“We think it’s a big opportunity to improve the carbon intensity of existing biofuels, help meet the low-carbon fuel standard, reduce emissions [and] start building out CCS pipelines all across the United States,” said Daniel Sanchez, a researcher at the Carnegie Institution for Science who led the research published in the Proceedings of the National Academy of Sciences.
The fermentation process in which ethanol is created generates a nearly pure stream of carbon dioxide, and right now, for the most part, it ends up in the atmosphere. The United States’ 216 ethanol refineries emit 45 million tons of the global-warming gas each year in this manner, reports the study, which was co-authored by scientists from institutions in the United States and Austria.
But one installation, Archer Daniels Midland’s Decatur Plant in Illinois, is now burying some of that carbon dioxide instead, amounting to an expected 1 million tons or more per year. Other plants could follow, attracted by the relative simplicity of separating carbon dioxide from the ethanol-making process and incentivized by legislation that just passed Congress that gives a $50-per-ton tax credit for storing large volumes of carbon deep underground.
Sanchez says applying CCS to ethanol could be the bridge that finally leads to the development of a major bioenergy and carbon capture and storage (BECCS) industry — one that is well behind schedule, if you ask the scientists who think we will need it to pull billions of tons carbon dioxide out of the atmosphere annually later in this century.
But ethanol critics — who charge that the industry is driving up food prices, indirectly causing the clearing of additional land and more — seem unlikely to be placated by the burying of carbon.

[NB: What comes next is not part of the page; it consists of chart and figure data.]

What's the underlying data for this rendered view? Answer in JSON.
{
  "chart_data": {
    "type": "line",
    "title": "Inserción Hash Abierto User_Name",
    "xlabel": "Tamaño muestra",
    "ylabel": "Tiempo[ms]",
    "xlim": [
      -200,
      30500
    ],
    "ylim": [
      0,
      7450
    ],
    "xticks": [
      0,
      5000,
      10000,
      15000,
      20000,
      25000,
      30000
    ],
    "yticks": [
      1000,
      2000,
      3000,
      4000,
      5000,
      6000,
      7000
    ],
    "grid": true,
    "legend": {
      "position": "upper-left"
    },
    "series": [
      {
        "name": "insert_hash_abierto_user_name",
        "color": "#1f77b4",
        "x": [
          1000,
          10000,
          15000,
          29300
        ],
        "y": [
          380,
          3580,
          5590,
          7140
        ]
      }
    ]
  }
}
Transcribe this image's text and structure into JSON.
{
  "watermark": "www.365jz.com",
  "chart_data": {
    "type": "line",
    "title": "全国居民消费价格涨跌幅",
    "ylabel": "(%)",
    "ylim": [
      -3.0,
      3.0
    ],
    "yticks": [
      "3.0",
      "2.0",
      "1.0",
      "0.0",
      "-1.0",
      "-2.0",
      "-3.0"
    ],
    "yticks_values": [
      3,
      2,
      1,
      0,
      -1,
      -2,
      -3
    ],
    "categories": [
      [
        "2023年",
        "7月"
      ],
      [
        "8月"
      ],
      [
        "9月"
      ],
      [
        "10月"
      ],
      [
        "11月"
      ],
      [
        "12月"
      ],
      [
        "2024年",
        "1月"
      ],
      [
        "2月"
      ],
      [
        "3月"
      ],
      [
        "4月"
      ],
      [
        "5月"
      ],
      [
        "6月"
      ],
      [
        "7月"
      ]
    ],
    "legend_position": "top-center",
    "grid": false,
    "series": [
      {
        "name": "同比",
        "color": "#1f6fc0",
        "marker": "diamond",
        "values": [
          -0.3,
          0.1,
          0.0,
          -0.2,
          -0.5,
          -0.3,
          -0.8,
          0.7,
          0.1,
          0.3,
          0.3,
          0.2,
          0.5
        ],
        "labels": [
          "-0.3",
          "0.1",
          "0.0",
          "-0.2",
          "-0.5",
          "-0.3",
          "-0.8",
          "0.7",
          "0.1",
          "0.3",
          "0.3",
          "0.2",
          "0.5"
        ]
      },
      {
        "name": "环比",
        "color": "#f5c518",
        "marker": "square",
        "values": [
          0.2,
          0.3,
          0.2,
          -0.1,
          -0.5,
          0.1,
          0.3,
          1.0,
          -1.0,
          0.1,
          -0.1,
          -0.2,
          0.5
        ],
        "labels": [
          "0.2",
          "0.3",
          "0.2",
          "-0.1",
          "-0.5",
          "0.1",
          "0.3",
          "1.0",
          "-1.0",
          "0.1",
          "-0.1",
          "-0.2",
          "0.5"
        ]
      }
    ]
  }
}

Ethanol is a bad choice to begin with, and capturing carbon would only mitigate that, argued Tim Searchinger, a researcher at the World Resources Institute and Princeton University, in response to the new study.
“If you are going to produce ethanol, then it would be good to apply CCS, just as if you are going to burn coal, it is good to apply CCS,” Searchinger wrote in an email. “The danger is using this prospect of CCS to increase either. My concern with this article is that its discussion, without going into these issues, claims that doing so is not just less bad but good.”
Searchinger argues that from an energy standpoint, it doesn’t make sense to grow corn to turn it into fuel — it uses land upon which solar panels would generate much more energy. Plus, corn-based ethanol comes with many consequences, including, potentially, cutting into the availability of food.
Indeed, as the industry has grown in the past decade, supported by friendly government policies that require the blending of ethanol into gasoline, an epic environmental battle has ensued.
Ethanol proponents often say the fuel is “carbon neutral” because, while carbon dioxide is released when ethanol is burned (just as with gasoline), the corn plants the ethanol came from pulled an equal amount of carbon dioxide from the atmosphere as they grew. “Ethanol and other biofuels are simply recycling atmospheric carbon,” argues the Renewable Fuels Association, the ethanol industry’s trade organization.
But critics say that is too simplistic. There are other energy costs in the process of making ethanol, and there are additional environmental consequences of growing more corn, such as the transformation of prairie landscapes and large inputs of fertilizer that can eventually contribute to algal blooms.
Moreover, these critics say, the industry would have to go beyond simply burning plants and set aside additional land that stores carbon to create a greenhouse gas benefit. Instead, it’s been charged with having the opposite effect — incentivizing farmers around the world to convert more land to cropland, thus causing even more carbon dioxide to go into the atmosphere.
Into this mix comes the new study, which says that for a cost of less than $25 per ton, ethanol refineries could prep 27 million of the 45 million tons of carbon dioxide they emit to instead be transported by pipeline. There are costs for geological injection of the CO2 and for its transportation, but with the $50-per-ton tax credit, and even more favorable paybacks from California, it could be worth it.
Indeed, the study’s economic model finds that with a hypothetical tax credit of $60, the industry would probably develop an entire new pipeline network just to transport carbon dioxide. By sequestering carbon, the carbon intensity of ethanol could drop by 40 percent, it concludes — making the fuel more competitive against gasoline from an environmental standpoint.
“I think it’s a pretty positive story and one that comes from a pretty strained marriage of something I think a lot of environmental groups might not like separately, which is corn ethanol and carbon capture,” Sanchez said.
But Searchinger says Sanchez is relying in part on an analysis that assumes the carbon neutrality of biofuels, rendering it problematic.
“The assumption of carbon neutrality is so fundamentally incorporated into the literature and other analyses that people using them don’t even realize it,” he said.
Sanchez, however, says that he does not think ethanol is carbon neutral and that sequestering carbon from the process would not go so far as to make it carbon negative — in other words, it wouldn’t lead to a net subtraction of carbon from the air.
But it would take some carbon away, and if the same process were someday applied to more advanced biofuels like cellulosic ethanol, true “negative emissions” might be possible, he said.
“If I had to bet, I’d say the ethanol industry is the first industry in the U.S. to capture half of its emissions,” Sanchez said.